Readers should consider taking a few minutes to revisit the First Cobalt (TSX-V: FCC) / (OTCQX: FTSSF) / (GR: 18P) story. Cobalt will have its day in the sun again. Silver is a tremendous gift, and the Company’s 100%-owned cobalt refinery is already very valuable. It’s an increasingly attractive hard asset that should be throwing off meaningful free cash flow within 18 months.

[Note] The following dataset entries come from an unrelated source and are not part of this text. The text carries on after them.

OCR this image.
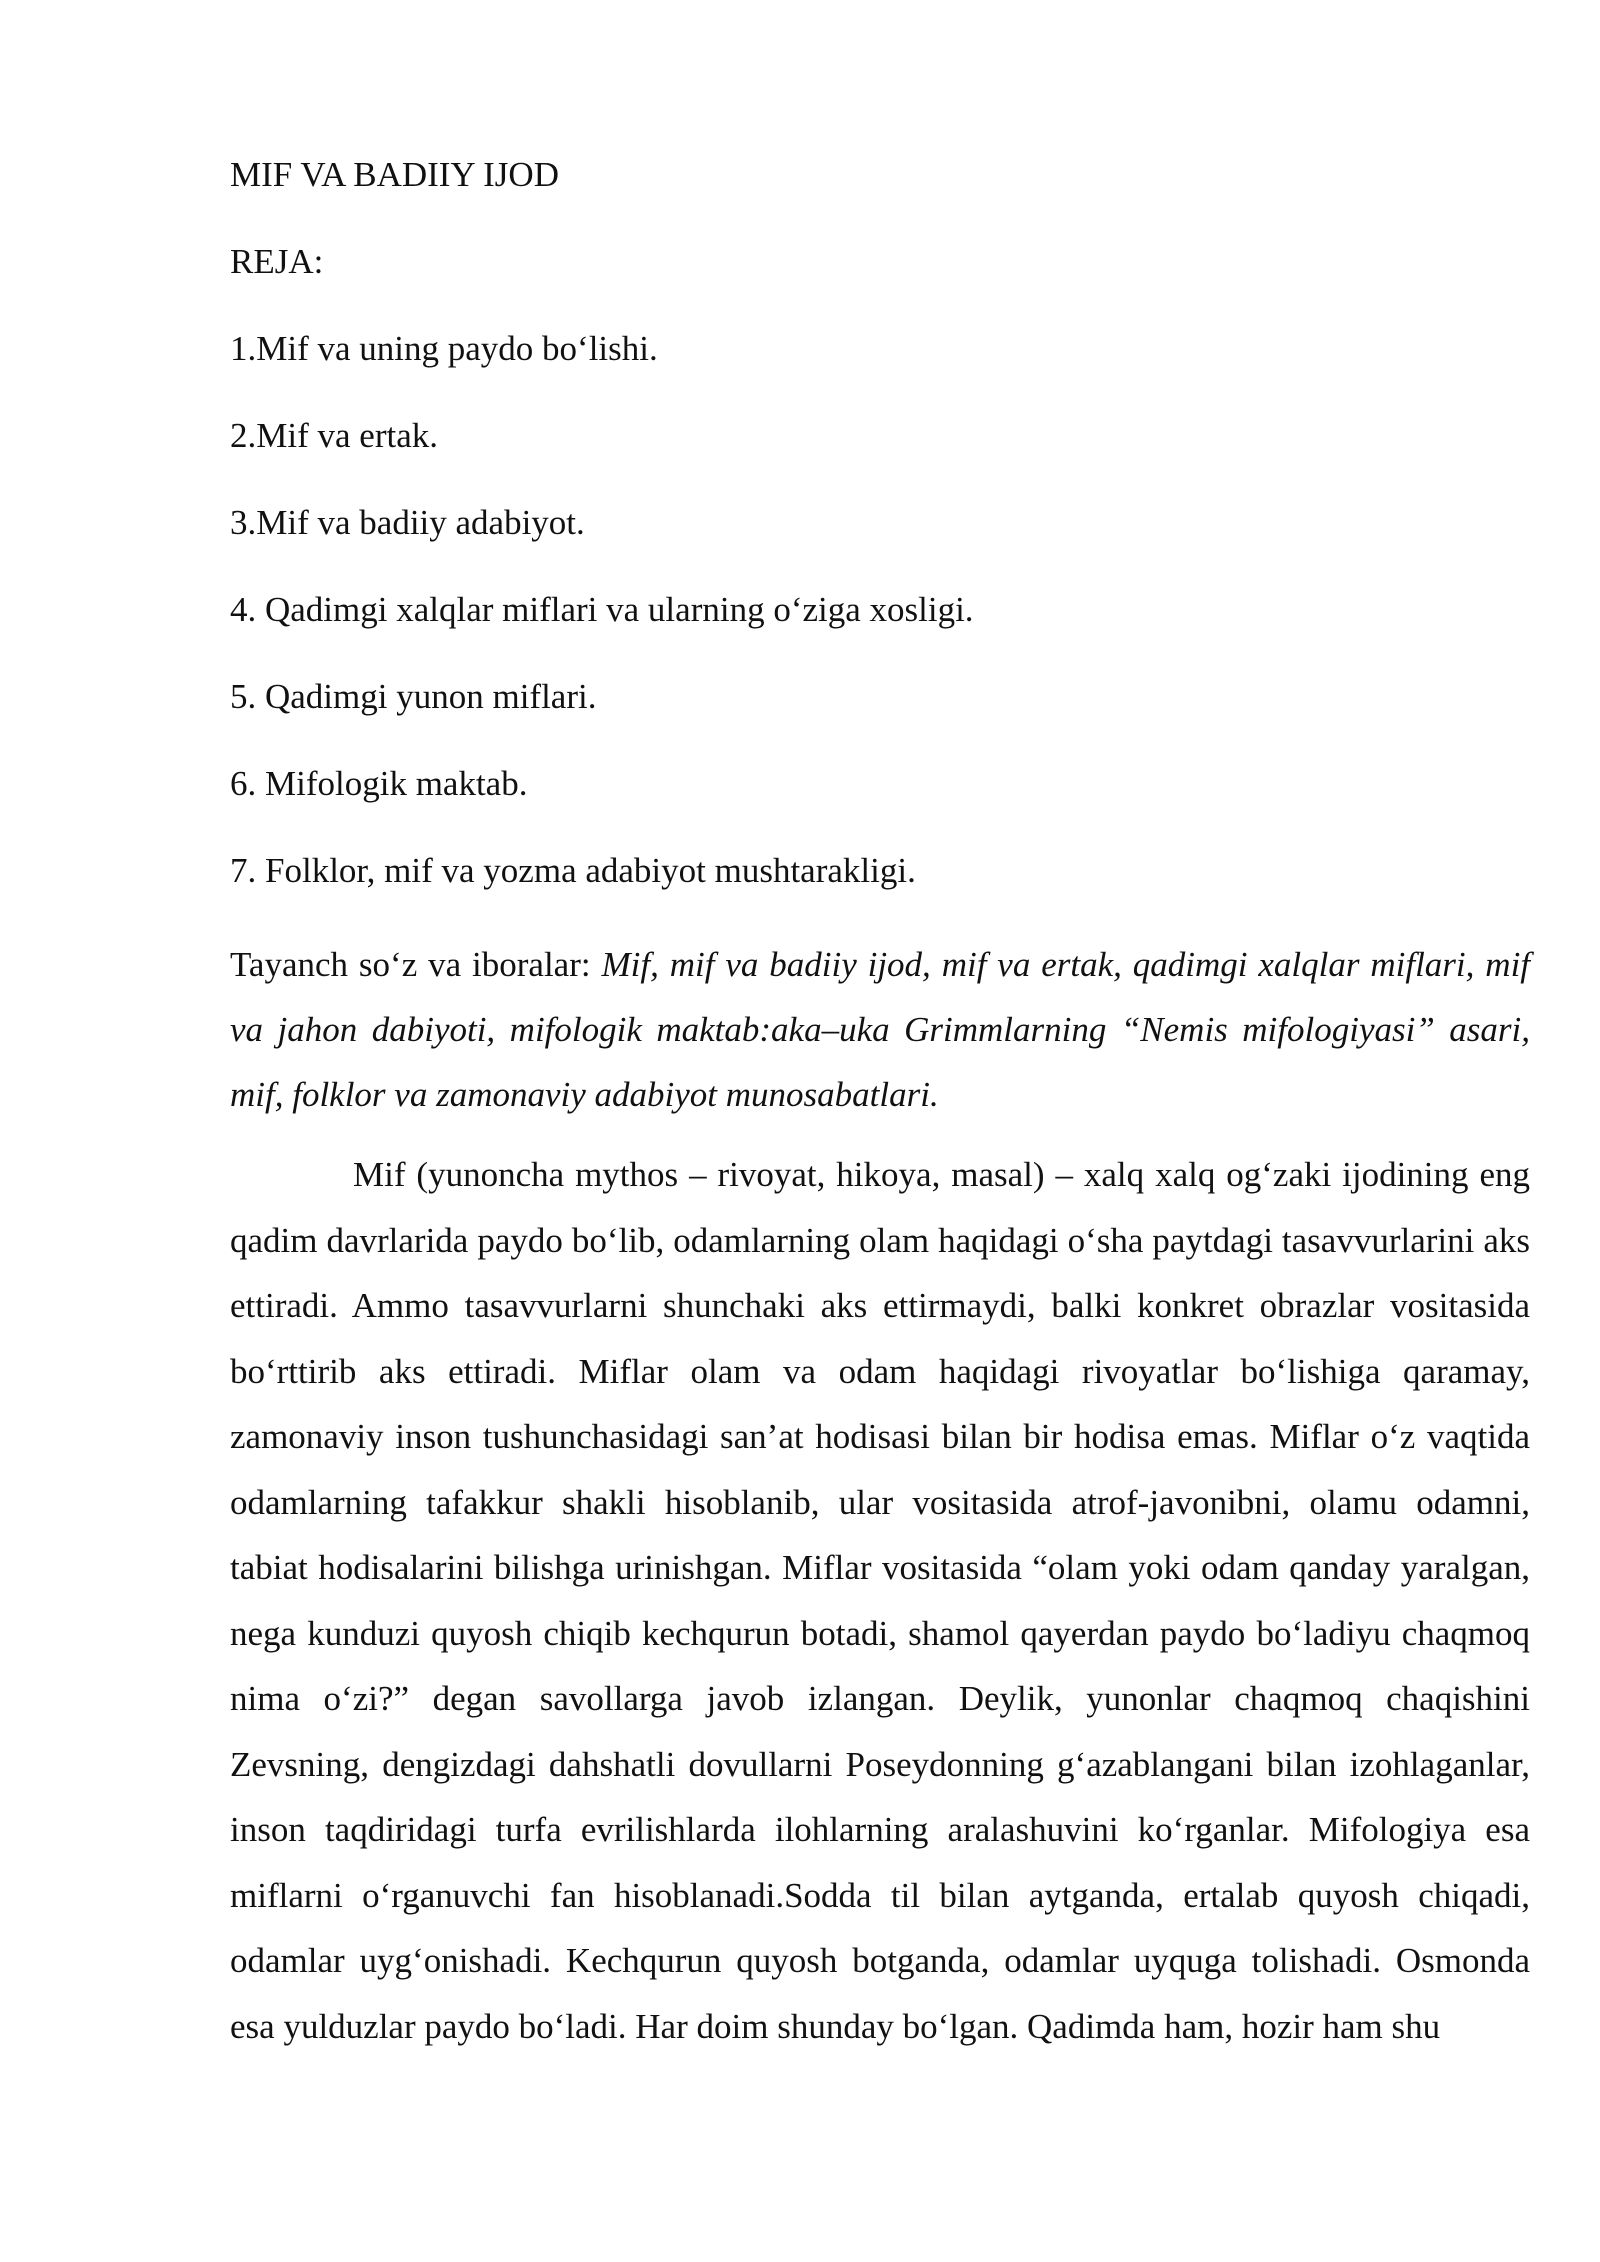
MIF VA BADIIY IJOD
REJA:
1.Mif va uning paydo bo‘lishi.
2.Mif va ertak.
3.Mif va badiiy adabiyot.
4. Qadimgi xalqlar miflari va ularning o‘ziga xosligi.
5. Qadimgi yunon miflari.
6. Mifologik maktab.
7. Folklor, mif va yozma adabiyot mushtarakligi.
Tayanch so‘z va iboralar: Mif, mif va badiiy ijod, mif va ertak, qadimgi xalqlar miflari, mif va jahon dabiyoti, mifologik maktab:aka–uka Grimmlarning “Nemis mifologiyasi” asari, mif, folklor va zamonaviy adabiyot munosabatlari.

Mif (yunoncha mythos – rivoyat, hikoya, masal) – xalq xalq og‘zaki ijodining eng qadim davrlarida paydo bo‘lib, odamlarning olam haqidagi o‘sha paytdagi tasavvurlarini aks ettiradi. Ammo tasavvurlarni shunchaki aks ettirmaydi, balki konkret obrazlar vositasida bo‘rttirib aks ettiradi. Miflar olam va odam haqidagi rivoyatlar bo‘lishiga qaramay, zamonaviy inson tushunchasidagi san’at hodisasi bilan bir hodisa emas. Miflar o‘z vaqtida odamlarning tafakkur shakli hisoblanib, ular vositasida atrof-javonibni, olamu odamni, tabiat hodisalarini bilishga urinishgan. Miflar vositasida “olam yoki odam qanday yaralgan, nega kunduzi quyosh chiqib kechqurun botadi, shamol qayerdan paydo bo‘ladiyu chaqmoq nima o‘zi?” degan savollarga javob izlangan. Deylik, yunonlar chaqmoq chaqishini Zevsning, dengizdagi dahshatli dovullarni Poseydonning g‘azablangani bilan izohlaganlar, inson taqdiridagi turfa evrilishlarda ilohlarning aralashuvini ko‘rganlar. Mifologiya esa miflarni o‘rganuvchi fan hisoblanadi.Sodda til bilan aytganda, ertalab quyosh chiqadi, odamlar uyg‘onishadi. Kechqurun quyosh botganda, odamlar uyquga tolishadi. Osmonda esa yulduzlar paydo bo‘ladi. Har doim shunday bo‘lgan. Qadimda ham, hozir ham shu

Disclosures: The content of this article is for information only. Readers fully understand and agree that nothing contained herein, written by Peter Epstein of Epstein Research [ER], (together, [ER]) about First Cobalt Corp., including but not limited to, commentary, opinions, views, assumptions, reported facts, calculations, etc. is to be considered implicit or explicit investment advice. Nothing contained herein is a recommendation or solicitation to buy or sell any security. [ER] is not responsible for investment actions taken by the reader. [ER] has never been, and is not currently, a registered or licensed financial advisor or broker/dealer, investment advisor, stockbroker, trader, money manager, compliance or legal officer, and does not perform market making activities. [ER] is not directly employed by any company, group, organization, party or person. The shares of First Cobalt Corp. are highly speculative, not suitable for all investors. Readers understand and agree that investments in small cap stocks can result in a 100% loss of invested funds. It is assumed and agreed upon by readers that they will consult with their own licensed or registered financial advisors before making any investment decisions.
At the time this interview was posted, Peter Epstein owned shares of First Cobalt Corp., and the Company was an advertiser on [ER]
While the author believes he’s diligent in screening out companies that, for any reasons whatsoever, are unattractive investment opportunities, he cannot guarantee that his efforts will (or have been) successful. [ER] is not responsible for any perceived, or actual, errors including, but not limited to, commentary, opinions, views, assumptions, reported facts & financial calculations, or for the completeness of this article or future content. [ER] is not expected or required to subsequently follow or cover any specific events or news, or write about any particular company or topic. [ER] is not an expert in any company, industry sector or investment topic.